Hawtof Ryan, Ghosh Souvik, Guarr Evan, Xu Cheyan, Mohan Sankaran R, Renner Julie Nicole
Department of Chemical and Biomolecular Engineering, Case Western Reserve University, Cleveland, OH, USA.
Sci Adv. 2019 Jan 11;5(1):eaat5778. doi: 10.1126/sciadv.aat5778. eCollection 2019 Jan.

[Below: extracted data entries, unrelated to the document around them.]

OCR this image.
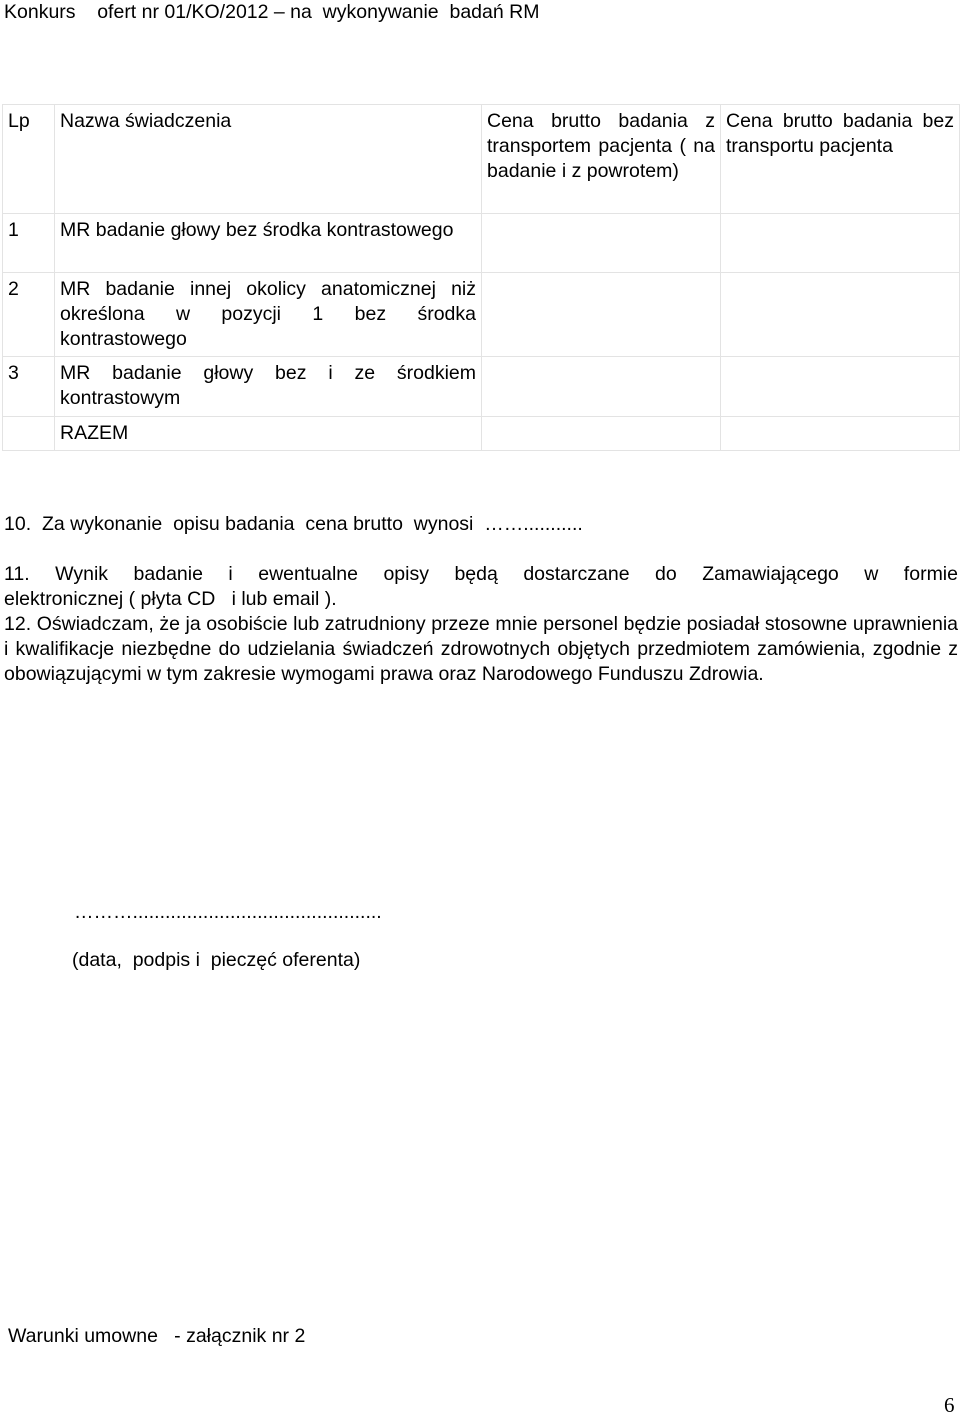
Konkurs    ofert nr 01/KO/2012 – na  wykonywanie  badań RM
Lp	Nazwa świadczenia	Cena brutto badania z transportem pacjenta ( na badanie i z powrotem)	Cena brutto badania bez transportu pacjenta
1	MR badanie głowy bez środka kontrastowego		
2	MR badanie innej okolicy anatomicznej niż określona w pozycji 1 bez środka kontrastowego		
3	MR badanie głowy bez i ze środkiem kontrastowym		
	RAZEM		
10.  Za wykonanie  opisu badania  cena brutto  wynosi  ……...........
11. Wynik badanie i ewentualne opisy będą dostarczane do Zamawiającego w formie
elektronicznej ( płyta CD   i lub email ).
12. Oświadczam, że ja osobiście lub zatrudniony przeze mnie personel będzie posiadał stosowne uprawnienia i kwalifikacje niezbędne do udzielania świadczeń zdrowotnych objętych przedmiotem zamówienia, zgodnie z obowiązującymi w tym zakresie wymogami prawa oraz Narodowego Funduszu Zdrowia.
………..............................................
(data,  podpis i  pieczęć oferenta)
Warunki umowne   - załącznik nr 2
6
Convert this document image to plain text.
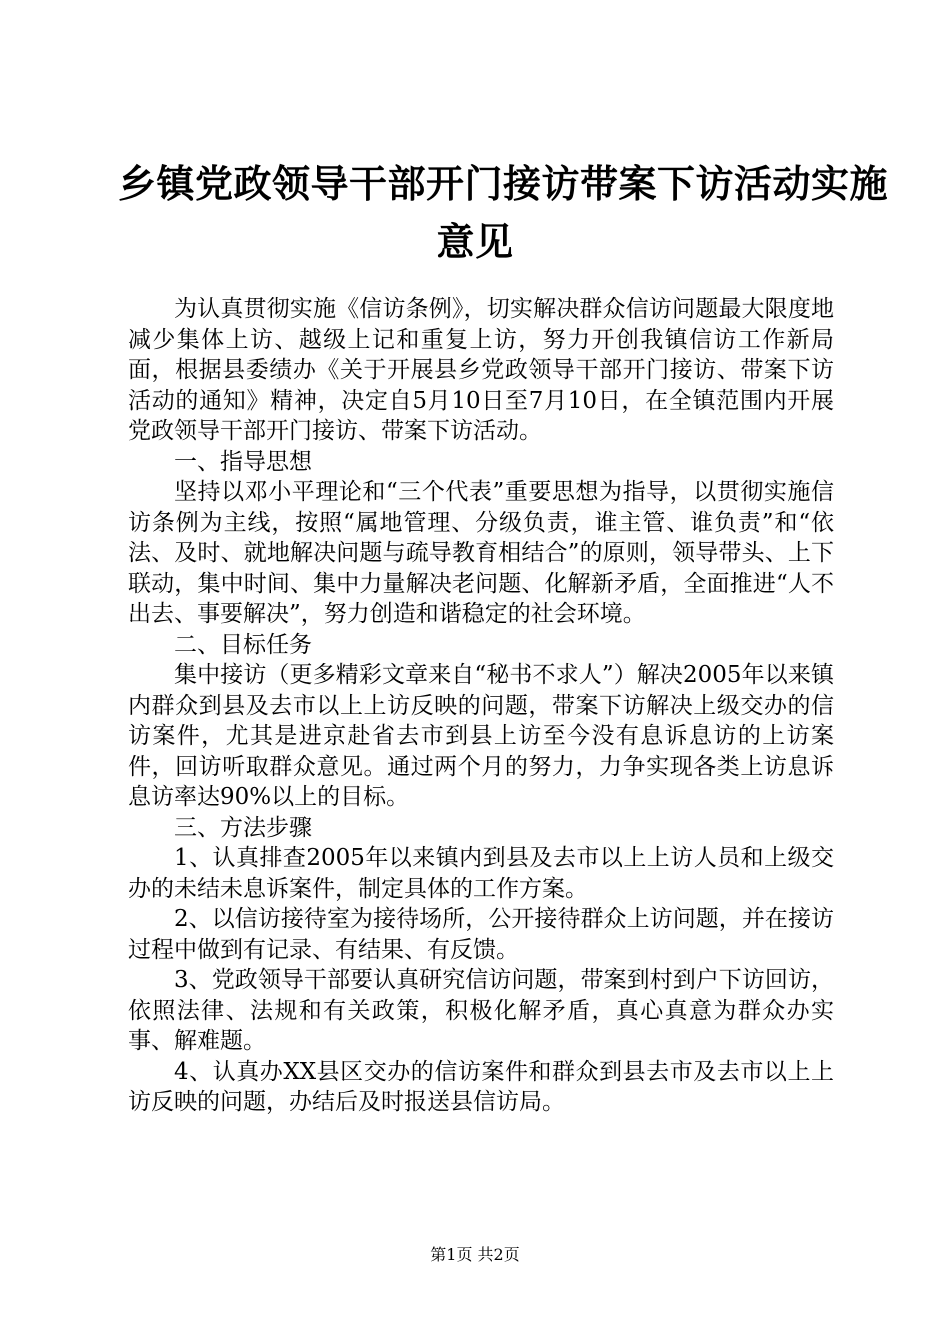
乡镇党政领导干部开门接访带案下访活动实施
意见

为认真贯彻实施《信访条例》，切实解决群众信访问题最大限度地减少集体上访、越级上记和重复上访，努力开创我镇信访工作新局面，根据县委绩办《关于开展县乡党政领导干部开门接访、带案下访活动的通知》精神，决定自5月10日至7月10日，在全镇范围内开展党政领导干部开门接访、带案下访活动。

一、指导思想

坚持以邓小平理论和“三个代表”重要思想为指导，以贯彻实施信访条例为主线，按照“属地管理、分级负责，谁主管、谁负责”和“依法、及时、就地解决问题与疏导教育相结合”的原则，领导带头、上下联动，集中时间、集中力量解决老问题、化解新矛盾，全面推进“人不出去、事要解决”，努力创造和谐稳定的社会环境。

二、目标任务

集中接访（更多精彩文章来自“秘书不求人”）解决2005年以来镇内群众到县及去市以上上访反映的问题，带案下访解决上级交办的信访案件，尤其是进京赴省去市到县上访至今没有息诉息访的上访案件，回访听取群众意见。通过两个月的努力，力争实现各类上访息诉息访率达90%以上的目标。

三、方法步骤

1、认真排查2005年以来镇内到县及去市以上上访人员和上级交办的未结未息诉案件，制定具体的工作方案。

2、以信访接待室为接待场所，公开接待群众上访问题，并在接访过程中做到有记录、有结果、有反馈。

3、党政领导干部要认真研究信访问题，带案到村到户下访回访，依照法律、法规和有关政策，积极化解矛盾，真心真意为群众办实事、解难题。

4、认真办XX县区交办的信访案件和群众到县去市及去市以上上访反映的问题，办结后及时报送县信访局。

第1页 共2页
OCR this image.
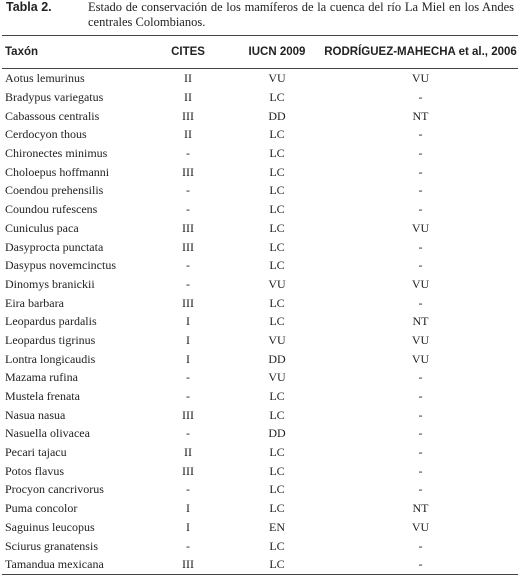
Tabla 2.	Estado de conservación de los mamíferos de la cuenca del río La Miel en los Andes centrales Colombianos.
Taxón	CITES	IUCN 2009	RODRÍGUEZ-MAHECHA et al., 2006
Aotus lemurinus	II	VU	VU
Bradypus variegatus	II	LC	-
Cabassous centralis	III	DD	NT
Cerdocyon thous	II	LC	-
Chironectes minimus	-	LC	-
Choloepus hoffmanni	III	LC	-
Coendou prehensilis	-	LC	-
Coundou rufescens	-	LC	-
Cuniculus paca	III	LC	VU
Dasyprocta punctata	III	LC	-
Dasypus novemcinctus	-	LC	-
Dinomys branickii	-	VU	VU
Eira barbara	III	LC	-
Leopardus pardalis	I	LC	NT
Leopardus tigrinus	I	VU	VU
Lontra longicaudis	I	DD	VU
Mazama rufina	-	VU	-
Mustela frenata	-	LC	-
Nasua nasua	III	LC	-
Nasuella olivacea	-	DD	-
Pecari tajacu	II	LC	-
Potos flavus	III	LC	-
Procyon cancrivorus	-	LC	-
Puma concolor	I	LC	NT
Saguinus leucopus	I	EN	VU
Sciurus granatensis	-	LC	-
Tamandua mexicana	III	LC	-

There is a growing need for scalable ammonia synthesis at ambient conditions that relies on renewable sources of energy and feedstocks to replace the Haber-Bosch process. Electrically driven approaches are an ideal strategy for the reduction of nitrogen to ammonia but, to date, have suffered from low selectivity associated with the catalyst. Here, we present a hybrid electrolytic system characterized by a gaseous plasma electrode that facilitates the study of ammonia formation in the absence of any material surface. We find record-high faradaic efficiency (up to 100%) for ammonia from nitrogen and water at atmospheric pressure and temperature with this system. Ammonia measurements under varying reaction conditions in combination with scavengers reveal that the unprecedented selectivity is achieved by solvated electrons produced at the plasma-water interface, which react favorably with protons to produce the key hydrogen radical intermediate. Our results demonstrate that limitations in selectivity can be circumvented by using catalyst-free solvated electron chemistry. In the absence of adsorption steps, the importance of controlling proton concentration and transport is also revealed.
在环境条件下,对依赖可再生能源和原料的可扩展氨合成的需求日益增长,以取代哈伯-博施法。电驱动方法是将氮还原为氨的理想策略,但迄今为止,一直受到与催化剂相关的低选择性的困扰。在这里,我们展示了一种混合电解系统,其特征在于气态等离子体电极,便于在没有任何材料表面的情况下研究氨的形成。我们发现,使用该系统在大气压和温度下从氮气和水中合成氨的法拉第效率达到了创纪录的高水平(高达100%)。在不同反应条件下结合清除剂进行的氨测量表明,前所未有的选择性是由等离子体-水界面产生的溶剂化电子实现的,这些电子与质子发生有利反应,产生关键的氢自由基中间体。我们的结果表明,通过使用无催化剂的溶剂化电子化学可以规避选择性方面的限制。在没有吸附步骤的情况下,还揭示了控制质子浓度和传输的重要性。